Getting to “No”?

I caught wind of a government initiative examining what incremental timber supply might be made available.

About a year ago, I caught wind of a government initiative examining what incremental timber supply might be made available if land-use restrictions in mountain pine beetle impacted timber supply areas were relaxed or lifted.

The only sector the government was engaging in this assessment was the major licence holders; in effect, the companies that would seem to have the most to gain from any increase in timber availability.

I met with the minister of forests and the chief forester at the time and urged them to be careful how they went about this review, because the land-use plans they were playing with were highly contentious compromise deals that people are still vested in. I warned that if word got out that the government was only talking to timber interests about logging areas reserved for other values, many people would say “no” to these plans before we had a chance to have an informed discussion about what the government’s assessment uncovered.

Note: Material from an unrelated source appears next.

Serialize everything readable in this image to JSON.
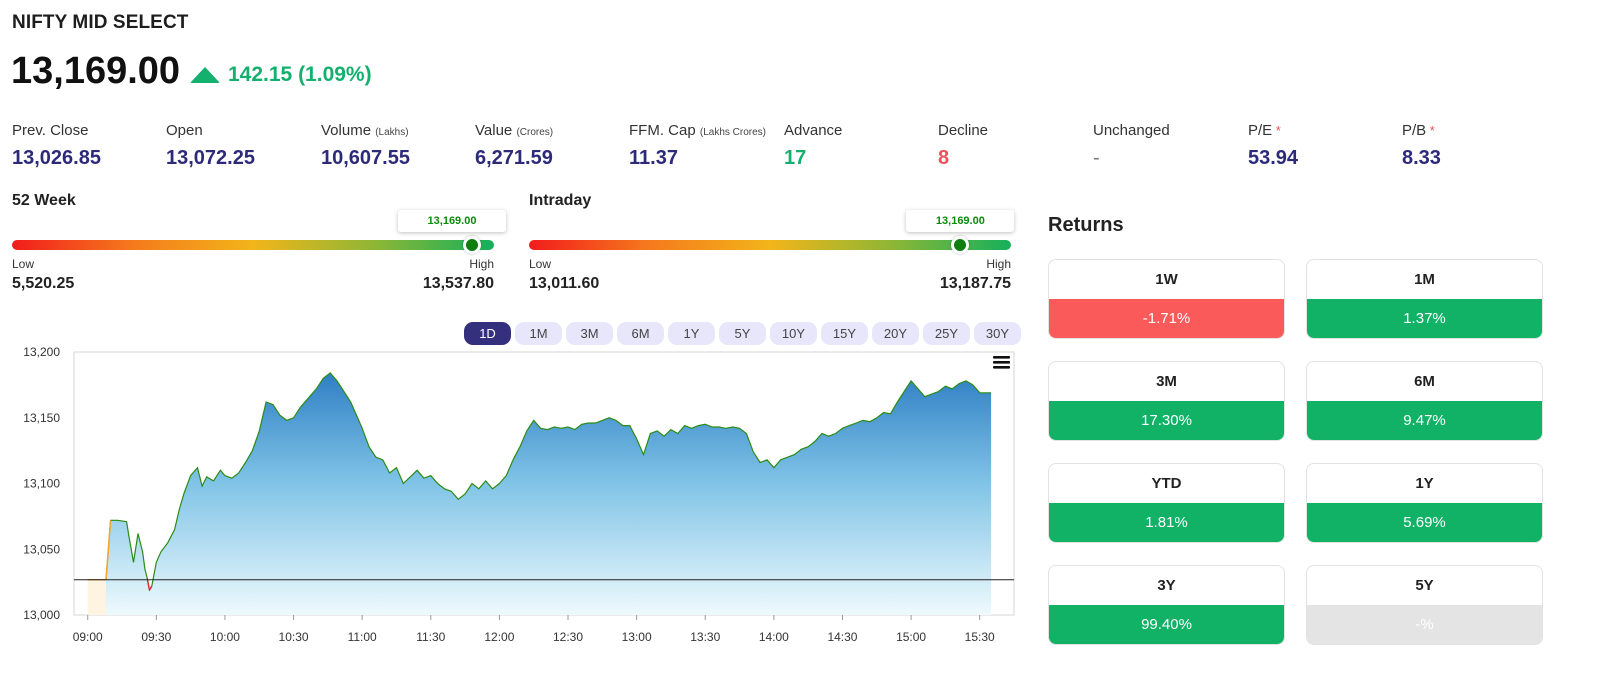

Bad process always leads to bad outcomes. In this case, the government’s mishandling of the midterm timber supply review is leading to an unwanted and unnecessary fight between timber and non-timber interests at a time when we can least afford a polarizing debate. Groups and individuals have already written to the minister saying they won’t support any logging in forest reserves before we’ve had a public conversation. Over the past few months, I’ve been urging the minister to get the report that came out of the government’s midterm timber supply review into the public domain as soon as possible. This week I had to bring those private urgings into the public sphere through question period, and I did not get a satisfactory answer.

The government must quickly engage us all in an informed discussion about our future timber supply.

Bob Simpson is the Independent MLA for Cariboo North.